#FacesOfPhotography – Teil 35: Darius Ramazani aus Berlin

Für die #FacesOfPhotography hat Darius Ramazani aufgeschrieben, wie er denkt, fühlt und hofft. Inklusive eines Plädoyers für mehr Ehrlichkeit in der Werbung:

Darius, wie geht es Dir?
Ich hab‘ das Glück, dass ich ein Büro habe und ich somit nicht den ganzen Tag zu Hause bin –
das erleichtert vieles und macht auch das Familienleben mit Frau und Kindern um einiges angenehmer!
Die Kinder brauchen uns zum Glück nicht mehr beim Lernen, das findet fast alles ohne uns statt! Darin zeigen die beiden sehr viel Disziplin, dafür klappt es mit dem Aufräumen gar nicht… Soll heißen: Die Situation ist im Augenblick noch sehr entspannt und es geht mir gut.
Trotzdem plagt auch uns die Sorge um die Zukunft! Wir (meine Frau und ich) sind blöderweise beide selbständig. Hierbei haben wir zur Zeit leider den „schwarzen Peter“ gezogen. Aber so ist es nun mal.

Sind auch Deine Aufträge alle abgesagt worden?
Glücklicherweise hatte ich Mitte März noch mit den Retuschen einer Kampagne zu tun und war bereits in der Vorbereitung eines Jobs für Anfang April.
Für diesen Job haben wir alle Castings für die verschiedenen Motive doppelt besetzt, dass wir Im Notfall (bei möglichen Erkrankungen) auf andere Models hätten ausweichen können. Wir haben alles durchorganisiert, auch vor dem Hintergrund, dass das ganze Shooting im Notfall auf unbestimmte Zeit verschoben wird. Aber zum Glück haben Kunde, Agentur und ich am gleichen Strang gezogen, und das Shooting realisiert!
Trotzdem ist es so, das sehr viele Jobs abgesagt wurden und viele auch gar nicht mehr realisiert werden. Problem wird jetzt sein, dass die Neuaufträge erstmal ausbleiben werden! Alle Agenturen und Kunden sind mit sich selbst beschäftigt, denn es geht dort um viele Arbeitsplätze. Auch müssen die Agenturen die Lage gemeinsam mit den Kunden neu einschätzen. Wir als Fotografen kommen dann erst zum Schuss ins Spiel. Leider!

Was fehlt Dir am meisten aus Deinem Berufsalltag?
Mir fehlen die persönlichen Treffen (geschäftlich und privat)! Schnell mal hier was essen gehen, oder dort mal kurz Hallo sagen! Meine besten Freunde sind der Postbote und der Blumenhändler gegenüber! Mein Highlight: Ein Coffee To Go bei den Damen um die Ecke!

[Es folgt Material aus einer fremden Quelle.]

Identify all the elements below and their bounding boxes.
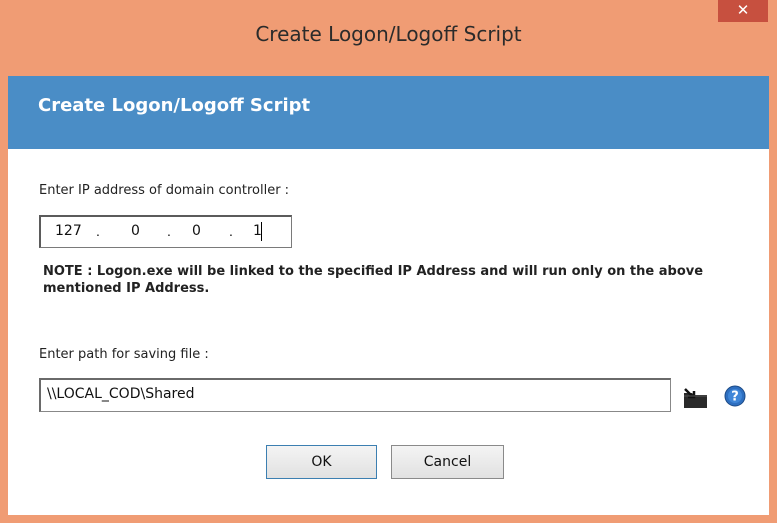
close-button[interactable]: ✕ xyxy=(718,0,768,22)
path-label: Enter path for saving file : xyxy=(39,347,209,362)
dialog-window: Create Logon/Logoff Script ✕ Create Logo… xyxy=(0,0,777,523)
header-banner: Create Logon/Logoff Script xyxy=(8,76,769,149)
help-icon[interactable]: ? xyxy=(724,385,746,407)
ip-octet-1[interactable]: 127 xyxy=(55,223,82,239)
ip-octet-2[interactable]: 0 xyxy=(131,223,140,239)
cancel-button[interactable]: Cancel xyxy=(391,445,504,479)
ok-button[interactable]: OK xyxy=(266,445,377,479)
dialog-content: Create Logon/Logoff Script Enter IP addr… xyxy=(8,76,769,515)
ip-separator: . xyxy=(96,223,100,239)
window-title: Create Logon/Logoff Script xyxy=(255,22,522,46)
title-bar: Create Logon/Logoff Script ✕ xyxy=(0,0,777,76)
text-caret xyxy=(261,222,262,241)
close-icon: ✕ xyxy=(736,2,750,19)
ip-address-input[interactable]: 127 . 0 . 0 . 1 xyxy=(39,215,292,248)
banner-title: Create Logon/Logoff Script xyxy=(38,95,311,116)
note-text: NOTE : Logon.exe will be linked to the s… xyxy=(43,264,704,296)
ip-octet-3[interactable]: 0 xyxy=(192,223,201,239)
svg-text:?: ? xyxy=(731,390,739,405)
ip-label: Enter IP address of domain controller : xyxy=(39,183,290,198)
save-path-input[interactable]: \\LOCAL_COD\Shared xyxy=(39,378,671,412)
folder-browse-icon[interactable] xyxy=(683,387,709,409)
ip-separator: . xyxy=(167,223,171,239)
ip-separator: . xyxy=(229,223,233,239)
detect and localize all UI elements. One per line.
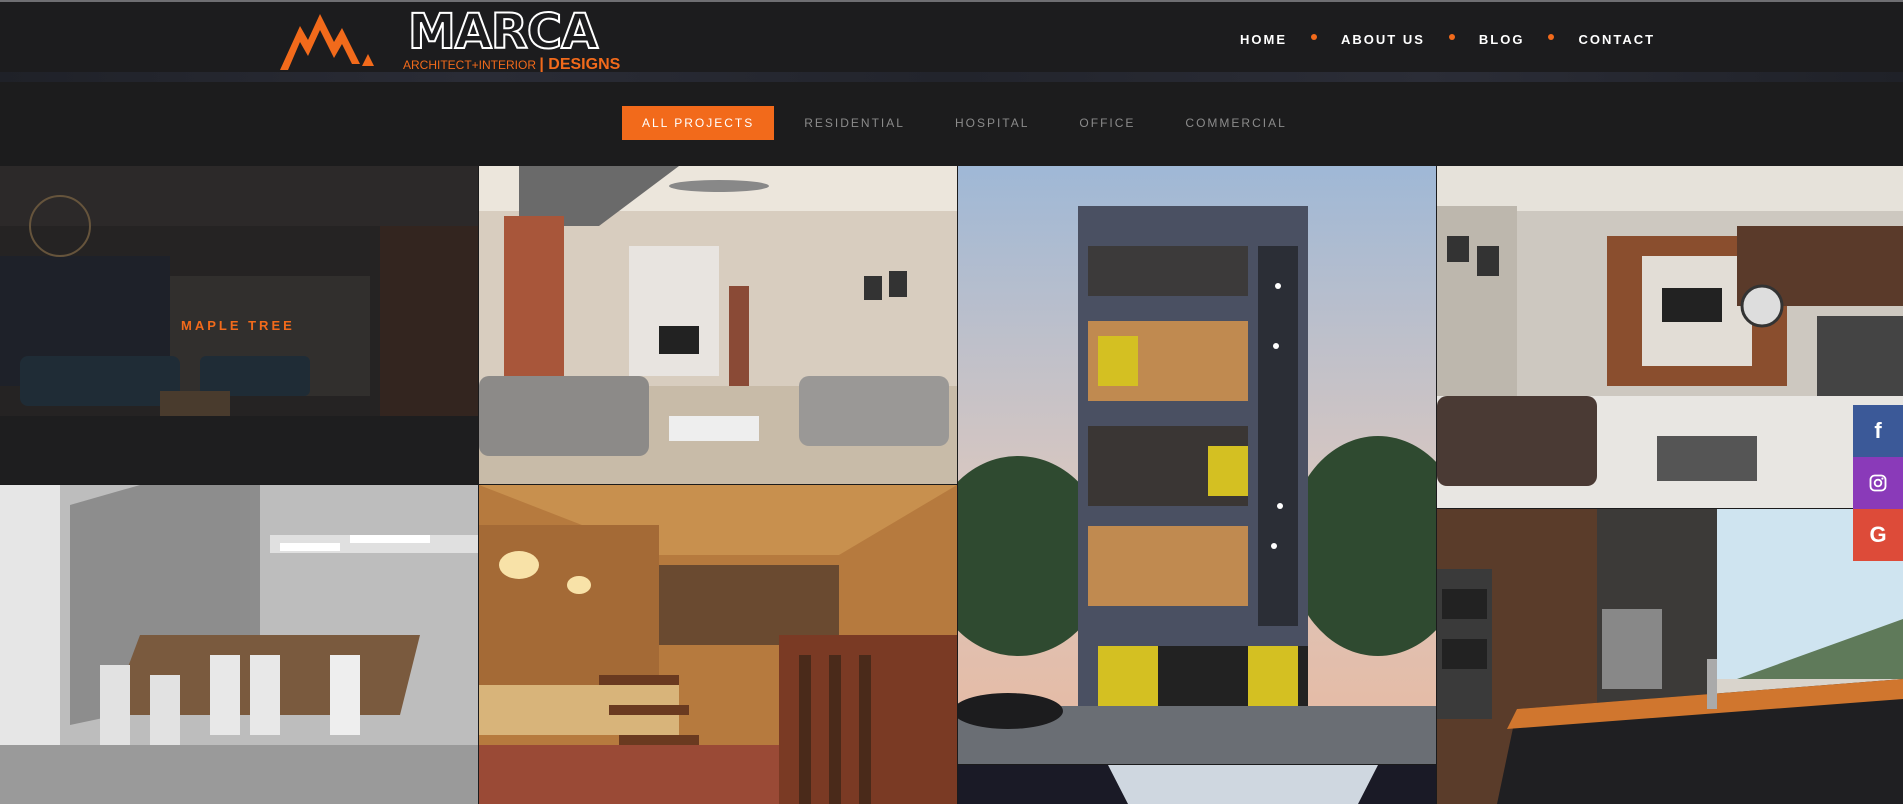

Was bedeutet Dir die Fotografie?
Alles!!! Ich bin jetzt 50 Jahre alt und seit 30 Jahren selbständig! Und nun Corona.
Das wird, glaube ich, mein neuer T-Shirt Slogan…
Aber ich hoffe das es für alle gut endet! Ich bin da mal sehr positiv, auch wenn ich zwischendurch auch FASSUNGSLOS bin!

Wie schätzt Du insgesamt die fotografische Situation in diesen Zeiten und nach der Krise ein?
Das hängt sehr von der Dauer der ganzen Corona-Situation ab, denn: Wir sind leider erst am Anfang der Krise! Die Auswirkungen bekommen wir Fotografen und Künstler erst so richtig in ein paar Monaten zu spüren, dann würden die Antworten auf diese Fragen sicherlich auch anders ausfallen!

Was ist Dein persönlicher fotografischer Wunsch für die neue Normalität?
Ich würde mir wünschen, dass auch die Werbung anfängt, ehrlicher und nachhaltiger zu denken – auch in Ihren Konzepten! Wenn ich zum zehnten Mal die zusammengecastet lachende Familie am Frühstückstisch als Bild irgendwo sehe, bekomme ich Schuppenflechte. Das hat nichts mit der Realität zu tun!
Was ich damit sagen will: Der Konsument will nicht mehr verarscht werden. Nach Corona noch weniger! Er will ernst genommen werden! Das ehrliche aufrichtige Foto bewirkt beim einzelnen Konsumenten in Zukunft viel mehr, weil auch die Sehnsucht zur Normalität gerade immer größer wird, und man sich auf alte Werte besinnt!
Die neue ehrliche Fotografie in der Werbung, das wäre mein Wunsch!